The Baillie-Grohman Canal was a shipping canal between the headwaters of the Columbia River and the upper Kootenay River in the East Kootenay region of British Columbia at a place now known as Canal Flats, BC. The construction of the canal was required by the provincial government of British Columbia as a condition of the canal's promoter receiving substantial land concessions from the provincial government of British Columbia in the area of Creston, BC. The promoter, William Adolf Baillie-Grohman (1851–1921), was a wealthy adventurer, hunter author, and business promoter. He declared the canal to be complete in 1889. The canal was an expensive failure, being used only three times during its entire existence. In 1902, on the last use by a vessel, the sternwheeler North Star, the sternwheeler's captain, Frank P. Armstrong deliberately blew out the canal's lower lock gates with dynamite to allow the transit of his vessel.
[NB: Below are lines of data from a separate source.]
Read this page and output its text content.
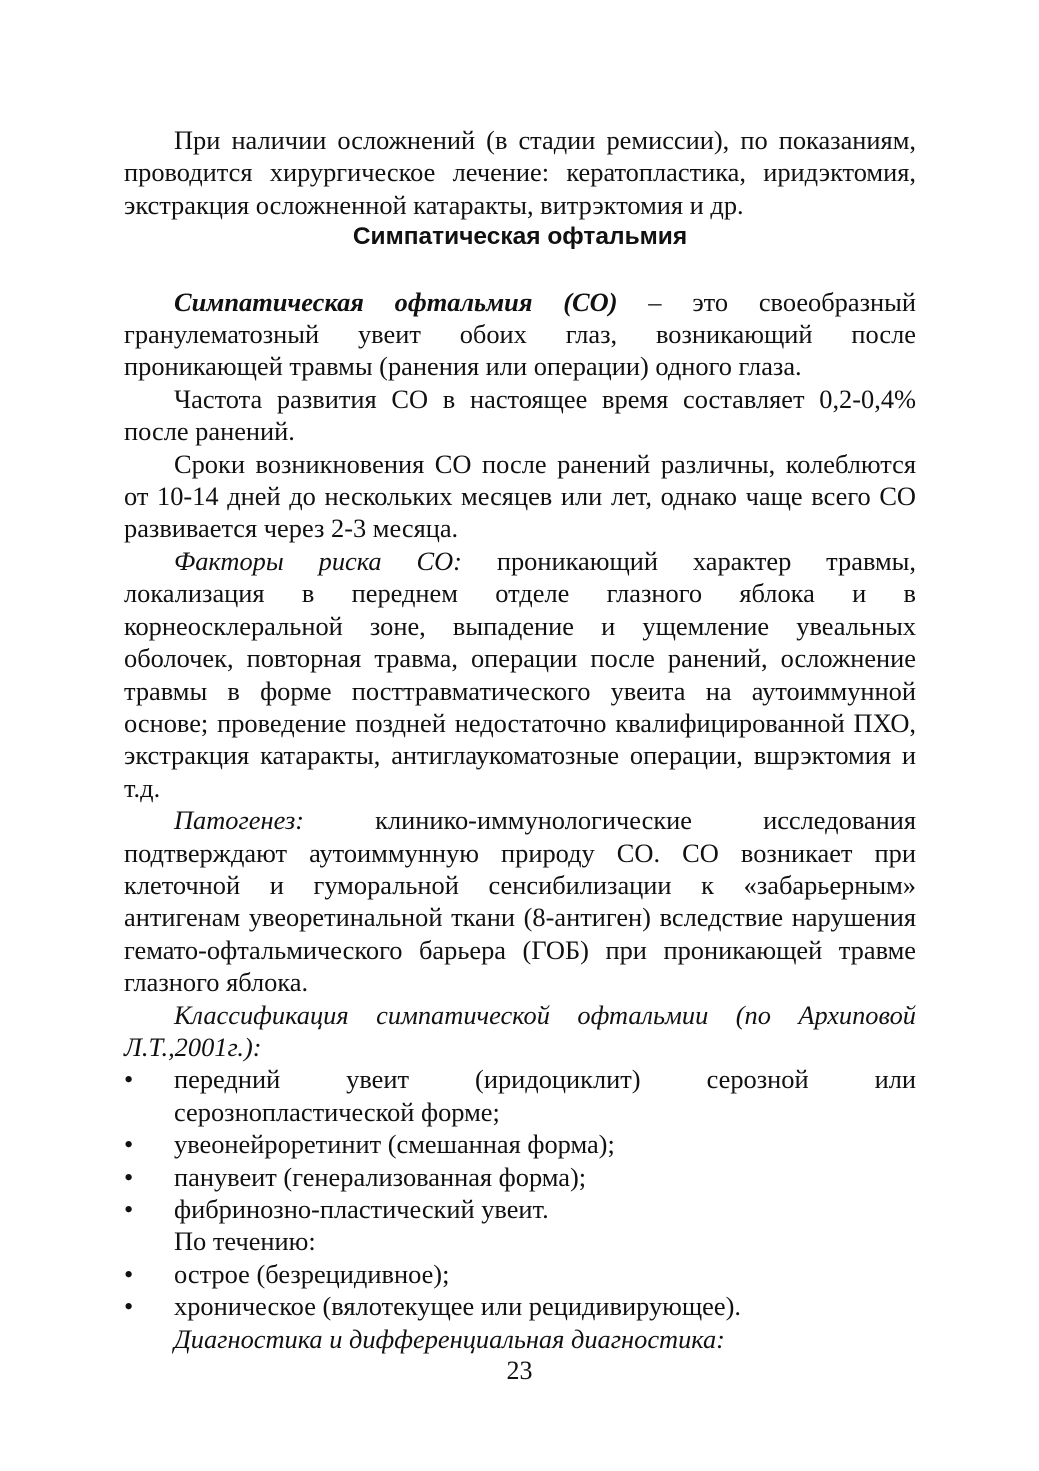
При наличии осложнений (в стадии ремиссии), по показаниям, проводится хирургическое лечение: кератопластика, иридэктомия, экстракция осложненной катаракты, витрэктомия и др.

Симпатическая офтальмия

Симпатическая офтальмия (СО) – это своеобразный гранулематозный увеит обоих глаз, возникающий после проникающей травмы (ранения или операции) одного глаза.

Частота развития СО в настоящее время составляет 0,2-0,4% после ранений.

Сроки возникновения СО после ранений различны, колеблются от 10-14 дней до нескольких месяцев или лет, однако чаще всего СО развивается через 2-3 месяца.

Факторы риска СО: проникающий характер травмы, локализация в переднем отделе глазного яблока и в корнеосклеральной зоне, выпадение и ущемление увеальных оболочек, повторная травма, операции после ранений, осложнение травмы в форме посттравматического увеита на аутоиммунной основе; проведение поздней недостаточно квалифицированной ПХО, экстракция катаракты, антиглаукоматозные операции, вшрэктомия и т.д.

Патогенез: клинико-иммунологические исследования подтверждают аутоиммунную природу СО. СО возникает при клеточной и гуморальной сенсибилизации к «забарьерным» антигенам увеоретинальной ткани (8-антиген) вследствие нарушения гемато-офтальмического барьера (ГОБ) при проникающей травме глазного яблока.

Классификация симпатической офтальмии (по Архиповой Л.Т.,2001г.):

• передний увеит (иридоциклит) серозной или серознопластической форме;
• увеонейроретинит (смешанная форма);
• панувеит (генерализованная форма);
• фибринозно-пластический увеит.

По течению:

• острое (безрецидивное);
• хроническое (вялотекущее или рецидивирующее).

Диагностика и дифференциальная диагностика:

23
The Baillie-Grohman Canal was suggested by the unusual geographic setting of the sources of the Columbia and the Kootenay Rivers. The Columbia River begins at Columbia Lake, flows north in the Rocky Mountain Trench through the Columbia Valley to Windermere Lake to Golden, BC. The Kootenay River flows south from the Rocky Mountains, then west into the Rocky Mountain Trench, coming within just over a mile from Columbia Lake, at a point called Canal Flats, where a shipping canal was built in 1889. The Kootenay then flows south down the Rocky Mountain Trench, crosses the international border and then turns north back into Canada and into Kootenay Lake near the town of Creston, BC.